Thanks to its market-leading position in home electricals and tech kit and its strong online offering, Dixons Carphone (DC.) came through the pandemic in better shape than many analysts predicted.

‘We’re winning online, where we’re the biggest and fastest-growing specialist technology retailer in all our markets’, said chief executive Alex Baldock in the firm’s January trading update. ‘While the outlook remains uncertain, this strong performance makes us more confident than ever that we’re on the right path to create a world class business’.

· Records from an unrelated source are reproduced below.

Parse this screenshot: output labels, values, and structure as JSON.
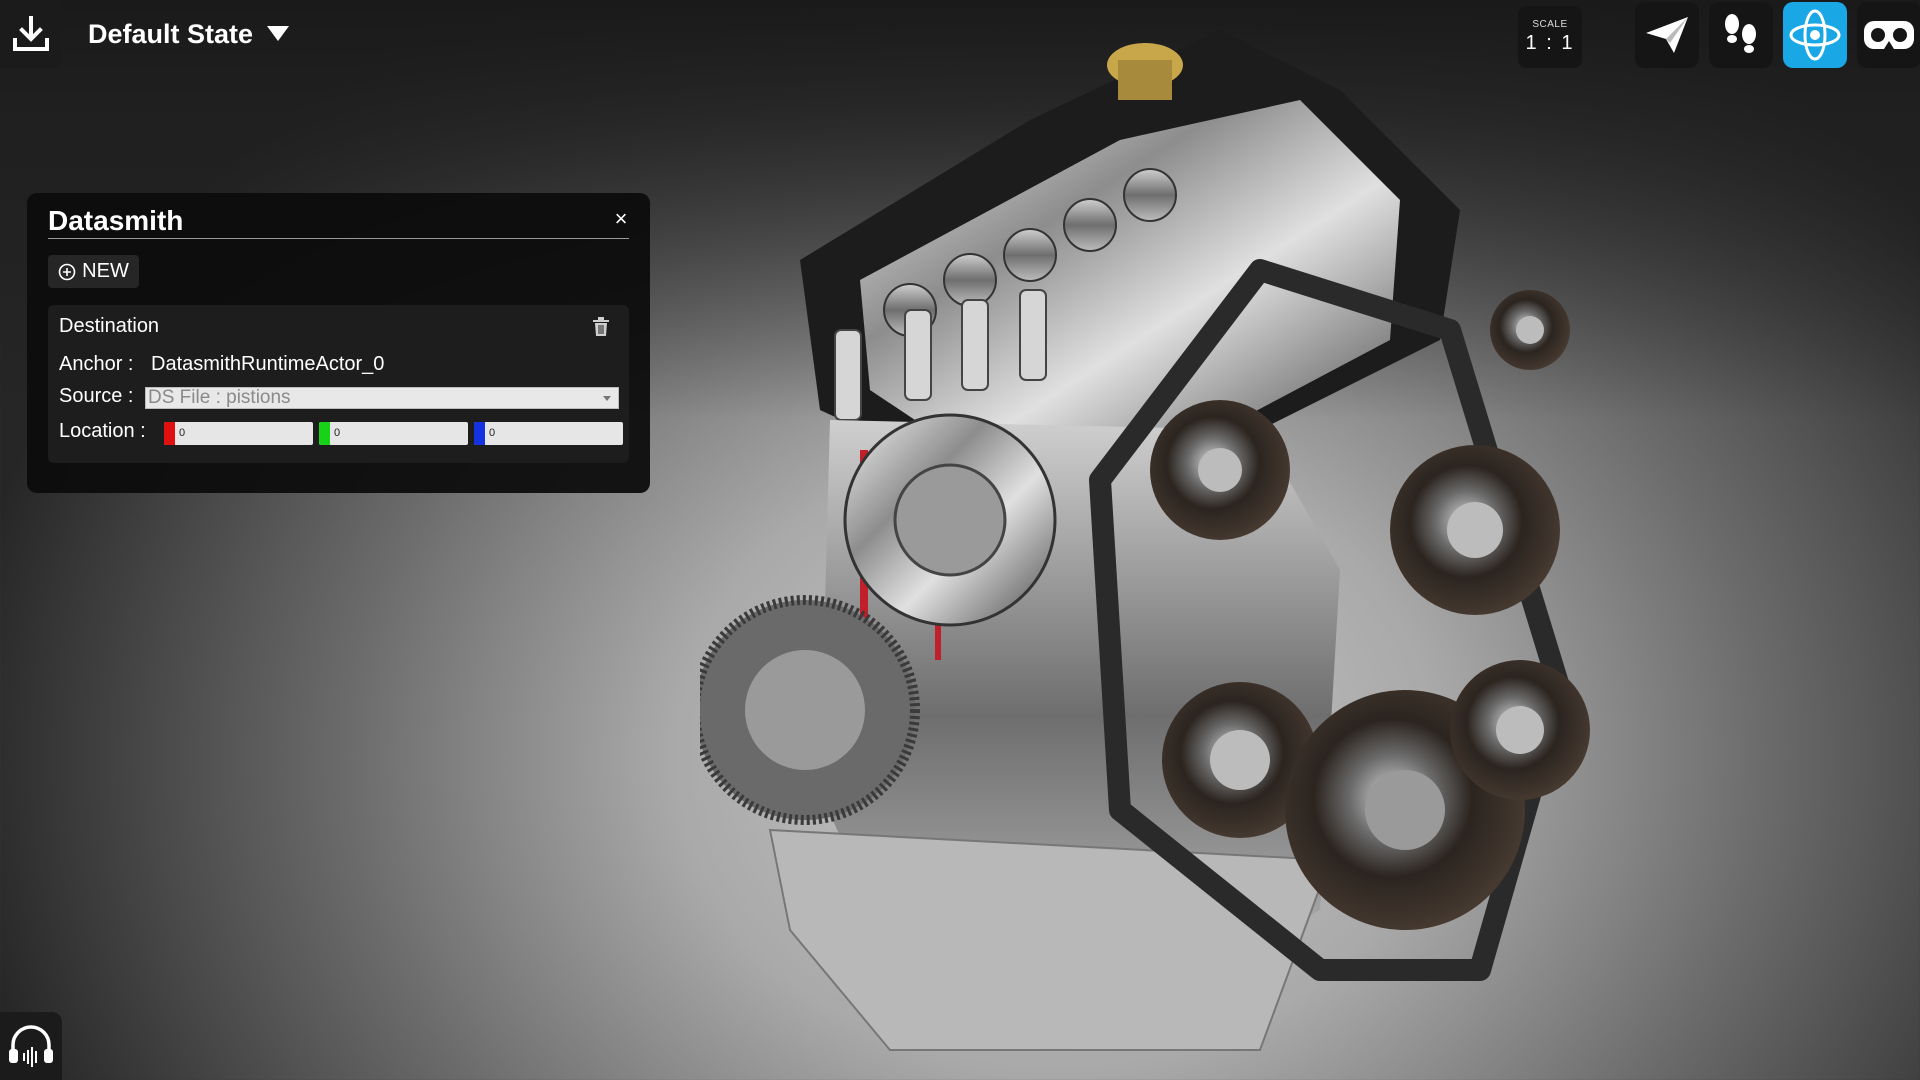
{
  "header": {
    "state_label": "Default State"
  },
  "scale": {
    "label": "SCALE",
    "value": "1 : 1"
  },
  "modes": [
    {
      "name": "fly",
      "icon": "paper-plane-icon",
      "active": false
    },
    {
      "name": "walk",
      "icon": "footsteps-icon",
      "active": false
    },
    {
      "name": "orbit",
      "icon": "orbit-icon",
      "active": true
    },
    {
      "name": "vr",
      "icon": "vr-headset-icon",
      "active": false
    }
  ],
  "panel": {
    "title": "Datasmith",
    "close_glyph": "×",
    "new_label": "NEW",
    "destination": {
      "title": "Destination",
      "anchor_label": "Anchor :",
      "anchor_value": "DatasmithRuntimeActor_0",
      "source_label": "Source :",
      "source_value": "DS File : pistions",
      "location_label": "Location :",
      "location": {
        "x": "0",
        "y": "0",
        "z": "0"
      }
    }
  },
  "colors": {
    "accent": "#1aa7e6",
    "axis_x": "#e01010",
    "axis_y": "#17d317",
    "axis_z": "#1432e0"
  }
}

While the mobile business has yet to break even, the wider strategy to simplify the group – which from September will just be called Curry’s, a rebrand the chief executive called a ‘no-brainer’ – and the firm’s substantially-improved balance sheet mean the execution risk for private equity is much lower than pre-pandemic.


Serco (SRP)

Buy at 135p. Market cap: £1.6 billion

Most readers will be familiar with the dramatic fall from grace of the UK public sector outsourcing firms during the last decade, but we feel that of the companies involved Serco (SRP) has shown the most progress in making itself fit for purpose and a reliable counterparty.

Ironically, the pandemic not only showed the essential role of outsourcing companies but has also likely sped up the procurement process with a particular focus on defence, employment and healthcare, three of the firm’s key markets.

Recent contract wins in UK with the Department for Work and Pensions and the acquisition of US defence services firm WBB – which will add to Serco’s already impressive US defence assets – are driving both sales and margin upgrades.

Improving momentum in its business combined with new contracts, and a strong balance sheet with no more onerous contract provisions, should make the firm an appealing target for private equity buyers, as long as they pass muster at government level.